Y los eligió por sus nombres.
—¿Hay aquí un hombre llamado Pedro? ¿Hay uno llamado Judas?
Y, cuando los hubo elegido, pidió a los demás que se fueran por un tiempo, porque deseaba hablar con esos doce a solas.
Tiene que ser todo tan exacto como puedo recordar. Habrá dificultades, discrepancias, pero al menos debo proporcionar la estructura básica.
No era cauteloso en lo que decía, observó la gente. Era más específico aún en sus ataques y en sus ejemplos que Juan el Bautista. Pocos profetas eran tan valientes; pocos ofrecían tanta confianza.

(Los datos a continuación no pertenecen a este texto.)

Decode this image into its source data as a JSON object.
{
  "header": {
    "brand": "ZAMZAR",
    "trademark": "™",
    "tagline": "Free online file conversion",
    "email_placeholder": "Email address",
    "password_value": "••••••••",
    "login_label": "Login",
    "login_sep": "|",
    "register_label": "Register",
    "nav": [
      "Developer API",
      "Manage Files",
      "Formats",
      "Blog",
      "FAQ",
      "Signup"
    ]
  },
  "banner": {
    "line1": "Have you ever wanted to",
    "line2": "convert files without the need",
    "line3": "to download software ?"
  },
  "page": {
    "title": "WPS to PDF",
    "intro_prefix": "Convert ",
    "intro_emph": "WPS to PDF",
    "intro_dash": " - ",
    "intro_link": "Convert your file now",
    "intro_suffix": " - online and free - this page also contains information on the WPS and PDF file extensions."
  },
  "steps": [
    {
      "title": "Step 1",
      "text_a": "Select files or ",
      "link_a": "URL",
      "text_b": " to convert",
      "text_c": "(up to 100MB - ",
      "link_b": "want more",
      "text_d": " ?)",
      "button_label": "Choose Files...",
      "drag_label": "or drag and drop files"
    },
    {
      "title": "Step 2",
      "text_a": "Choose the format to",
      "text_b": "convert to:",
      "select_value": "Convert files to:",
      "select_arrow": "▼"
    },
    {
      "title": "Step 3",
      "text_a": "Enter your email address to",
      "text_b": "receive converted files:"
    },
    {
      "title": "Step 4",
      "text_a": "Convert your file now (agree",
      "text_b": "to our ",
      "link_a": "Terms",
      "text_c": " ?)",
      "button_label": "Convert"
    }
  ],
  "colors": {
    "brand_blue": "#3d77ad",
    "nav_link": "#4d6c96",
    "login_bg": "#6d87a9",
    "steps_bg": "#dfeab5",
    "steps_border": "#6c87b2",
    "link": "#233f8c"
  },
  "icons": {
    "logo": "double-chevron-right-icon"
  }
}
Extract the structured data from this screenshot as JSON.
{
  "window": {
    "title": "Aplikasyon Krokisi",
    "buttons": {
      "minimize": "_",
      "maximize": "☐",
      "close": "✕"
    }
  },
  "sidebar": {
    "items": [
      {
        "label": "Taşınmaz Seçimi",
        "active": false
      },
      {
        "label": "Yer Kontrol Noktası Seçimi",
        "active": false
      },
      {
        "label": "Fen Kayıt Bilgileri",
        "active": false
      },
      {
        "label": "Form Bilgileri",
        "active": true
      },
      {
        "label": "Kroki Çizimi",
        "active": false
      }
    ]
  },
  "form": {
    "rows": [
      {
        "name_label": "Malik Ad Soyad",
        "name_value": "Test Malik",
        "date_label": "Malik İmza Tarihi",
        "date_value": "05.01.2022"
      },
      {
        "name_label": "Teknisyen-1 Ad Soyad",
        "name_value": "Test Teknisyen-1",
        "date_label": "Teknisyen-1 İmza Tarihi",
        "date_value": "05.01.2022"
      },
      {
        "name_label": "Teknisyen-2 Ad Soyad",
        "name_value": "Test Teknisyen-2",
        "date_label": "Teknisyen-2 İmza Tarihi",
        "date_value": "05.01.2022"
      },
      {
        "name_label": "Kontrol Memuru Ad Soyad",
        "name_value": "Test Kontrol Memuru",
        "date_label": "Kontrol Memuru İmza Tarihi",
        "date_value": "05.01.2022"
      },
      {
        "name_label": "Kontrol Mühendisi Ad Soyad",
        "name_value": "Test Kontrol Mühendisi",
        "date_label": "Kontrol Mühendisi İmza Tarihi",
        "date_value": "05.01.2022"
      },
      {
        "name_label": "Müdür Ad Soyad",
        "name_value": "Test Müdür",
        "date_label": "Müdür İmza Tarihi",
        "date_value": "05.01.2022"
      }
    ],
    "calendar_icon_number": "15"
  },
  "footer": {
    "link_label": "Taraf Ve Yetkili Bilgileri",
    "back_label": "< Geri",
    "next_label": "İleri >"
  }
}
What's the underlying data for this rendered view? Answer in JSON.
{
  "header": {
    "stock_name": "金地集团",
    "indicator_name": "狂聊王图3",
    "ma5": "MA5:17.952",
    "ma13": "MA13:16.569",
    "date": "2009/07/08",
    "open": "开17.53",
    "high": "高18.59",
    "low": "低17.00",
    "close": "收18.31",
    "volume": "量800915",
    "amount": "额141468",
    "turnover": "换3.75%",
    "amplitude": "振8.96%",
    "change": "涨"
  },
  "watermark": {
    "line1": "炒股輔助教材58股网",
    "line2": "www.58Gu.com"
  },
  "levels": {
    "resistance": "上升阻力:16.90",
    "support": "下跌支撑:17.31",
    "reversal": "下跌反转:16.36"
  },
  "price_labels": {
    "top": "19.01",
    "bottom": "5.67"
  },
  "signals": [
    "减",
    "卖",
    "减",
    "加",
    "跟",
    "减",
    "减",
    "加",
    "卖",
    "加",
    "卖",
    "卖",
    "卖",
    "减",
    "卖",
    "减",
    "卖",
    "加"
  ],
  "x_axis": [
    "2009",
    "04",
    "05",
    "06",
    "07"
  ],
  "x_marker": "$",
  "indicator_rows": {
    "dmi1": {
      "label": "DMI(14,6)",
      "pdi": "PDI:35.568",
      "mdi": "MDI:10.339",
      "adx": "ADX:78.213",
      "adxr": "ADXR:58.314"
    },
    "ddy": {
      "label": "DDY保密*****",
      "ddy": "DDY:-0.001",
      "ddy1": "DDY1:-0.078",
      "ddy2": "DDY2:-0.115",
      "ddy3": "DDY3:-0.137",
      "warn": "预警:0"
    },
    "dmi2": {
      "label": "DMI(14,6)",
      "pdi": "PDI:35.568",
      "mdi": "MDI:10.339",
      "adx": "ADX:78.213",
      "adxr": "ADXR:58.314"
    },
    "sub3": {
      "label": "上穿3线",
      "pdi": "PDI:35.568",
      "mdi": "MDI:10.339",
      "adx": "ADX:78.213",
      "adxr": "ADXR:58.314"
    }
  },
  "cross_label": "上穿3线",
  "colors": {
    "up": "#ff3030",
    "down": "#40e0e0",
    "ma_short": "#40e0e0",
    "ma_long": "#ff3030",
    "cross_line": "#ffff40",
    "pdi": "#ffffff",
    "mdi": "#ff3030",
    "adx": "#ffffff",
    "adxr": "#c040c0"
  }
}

Muchas de sus ideas eran extrañas. Muchas de las cosas de las que hablaba les resultaban poco familiares. Algunos fariseos pensaron que blasfemaba.
Ocasionalmente alguien intentaba advertirle, sugerirle que en bien de su causa modificara algunas de sus declaraciones, pero él sonreía y negaba con la cabeza.
—No. Debo decir lo que debo decir. Ya está decidido así.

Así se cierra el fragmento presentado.